The three women’s co-ops in the Tanzania Reaching Children’s Potential (RCP) Program have recently added tie-dyed products to their product portfolio. The members trained on the technique and in their first workshop, were very successful in creating unique, beautiful designs. Read on for details on this project and the members’ hopes for expanding their market.
The unstoppable enthusiasm of the Amani, Upendo, and Tunaweza RCP co-op members has led to a new tie-dye profit center. Under the tutelage of RCP Co-op Coordinator Theodora Kapinga and Iringa Entrepreneurship teacher Elizabeth Valence, the mothers from Makungu, Ipalamwa, and Ukwega villages learned the traditional skill of tie dying fabric.
Part of the lesson was the basics of local market production. The members turned over the profits from seafood and liquid soap sales over the last few months for capital to purchase the tie-dying materials to start this new offering. A grant from Global Volunteers allowed the co-ops to purchase tarpaulin and personal protective equipment from suppliers in Dar es Salaam and Iringa.
Soon after, the co-ops produced about three dozen tie-dyed shawls (vikoi in Swahili), a dozen ornamented fabrics for dresses and shirts, and a dozen trousers. Their customers are community members, including church choir members, local politicians, and Global Volunteers staff.
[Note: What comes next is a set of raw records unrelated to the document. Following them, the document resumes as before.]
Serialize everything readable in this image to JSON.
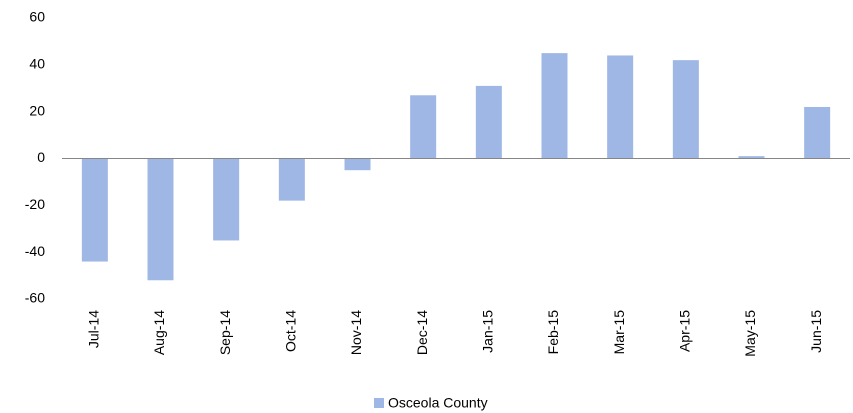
{
  "chart_data": {
    "type": "bar",
    "categories": [
      "Jul-14",
      "Aug-14",
      "Sep-14",
      "Oct-14",
      "Nov-14",
      "Dec-14",
      "Jan-15",
      "Feb-15",
      "Mar-15",
      "Apr-15",
      "May-15",
      "Jun-15"
    ],
    "series": [
      {
        "name": "Osceola County",
        "color": "#9fb7e5",
        "values": [
          -44,
          -52,
          -35,
          -18,
          -5,
          27,
          31,
          45,
          44,
          42,
          1,
          22
        ]
      }
    ],
    "ylim": [
      -60,
      60
    ],
    "yticks": [
      -60,
      -40,
      -20,
      0,
      20,
      40,
      60
    ],
    "grid": false,
    "legend": "bottom"
  }
}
Upendo co-op Chairperson Sarah Duma exulted the importance of the project, “It’s helped to improve our standard of living. (The co-op) has been able to make some money and hence, increase our families’ incomes.” Member Caroline Lunyungu added, “I learned about financial management and how to make a profit through different business ideas.”
Spending creative time together to learn new skills generates a valuable by-product: a boost to members’ confidence. Devotha Mwilafi of the Amani Co-op said she initially sensed the project was beyond her capabilities. “On the first day, I didn’t see myself making tie dye because my thinking was it’s for talented and educated people, not ordinary village-born people like me. But look at me now! I can make different styles of tie dye and I expect to learn more.”
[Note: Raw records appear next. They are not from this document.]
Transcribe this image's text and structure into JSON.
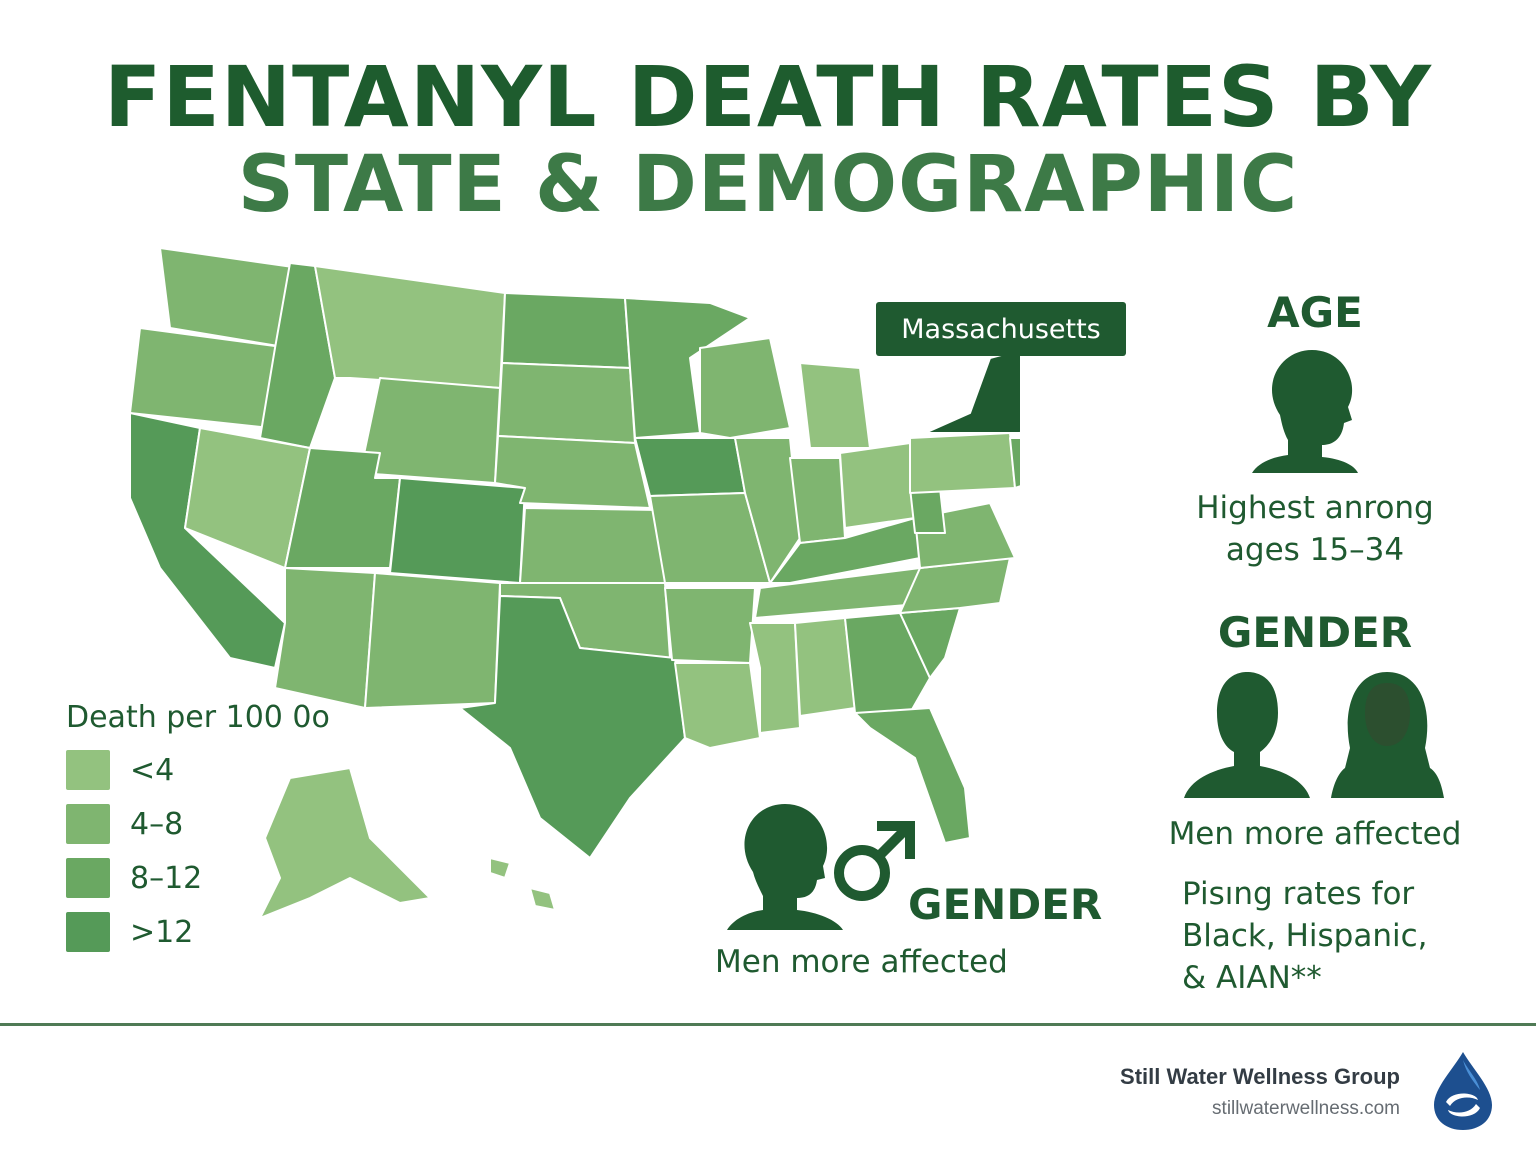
{
  "title": {
    "line1": "FENTANYL DEATH RATES BY",
    "line2": "STATE & DEMOGRAPHIC"
  },
  "map": {
    "callout": "Massachusetts",
    "colors": {
      "lowest": "#93c27f",
      "low": "#7fb570",
      "mid": "#6aa862",
      "high": "#559a58",
      "highlight": "#1f5a30",
      "highlight2": "#2e6b3c",
      "border": "#ffffff"
    }
  },
  "legend": {
    "title": "Death per 100 0o",
    "items": [
      {
        "label": "<4",
        "color": "#93c27f"
      },
      {
        "label": "4–8",
        "color": "#7fb570"
      },
      {
        "label": "8–12",
        "color": "#6aa862"
      },
      {
        "label": ">12",
        "color": "#559a58"
      }
    ]
  },
  "age": {
    "heading": "AGE",
    "text_line1": "Highest anrong",
    "text_line2": "ages 15–34"
  },
  "gender_right": {
    "heading": "GENDER",
    "text": "Men more affected"
  },
  "gender_center": {
    "heading": "GENDER",
    "text": "Men more affected"
  },
  "race": {
    "line1": "Pisıng rates for",
    "line2": "Black, Hispanic,",
    "line3": "& AIAN**"
  },
  "footer": {
    "name": "Still Water Wellness Group",
    "url": "stillwaterwellness.com"
  },
  "icons": {
    "male": "male-head-icon",
    "female": "female-head-icon",
    "male_symbol": "male-symbol-icon",
    "logo": "water-drop-logo-icon"
  }
}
“On the first day, I didn’t see myself making tie dye because my thinking was it’s for talented and educated people, not ordinary village-born people like me. But look at me now! I can make different styles of tie dye and I expect to learn more.”– Devotha Mwilafi, Amani co-op member
Another member, Sisemi Jumanne Balamwa, said she overcame her early misgivings. “In learning to make tie-dyed fabrics, our teacher told us not to worry as there is no making mistakes, because that’s part of discovery,” she said. “And there are no specific types of tie-dye styles – the most important thing is your creativity so you can produce something unique. This lifted my confidence and now I believe I can make any kind of tie-dyed fabrics,” Sisemi asserted.
Although the unique fabrics are a reliable product, the demand is lower than the consumables such as soap and seafood they’ve sold so far. “Tie-dye markets have been so challenging in part because it’s a seasonal business,” Theodora explains, with demand in harvest season and during holidays in November and December. She expects sales to increase soon. “The co-ops are the only ones who are doing any tie-dying projects in the Ukwega Ward so there is no market competition for the new line of fabrics.”
The co-op members say they can restore life to old, faded clothing they have at home as well. Salima Nyaulingo marveled, “Even the clothes that are worn and have lost their natural color can look new and be reused instead of throwing them away. I can do this even at my home with my children’s clothes.”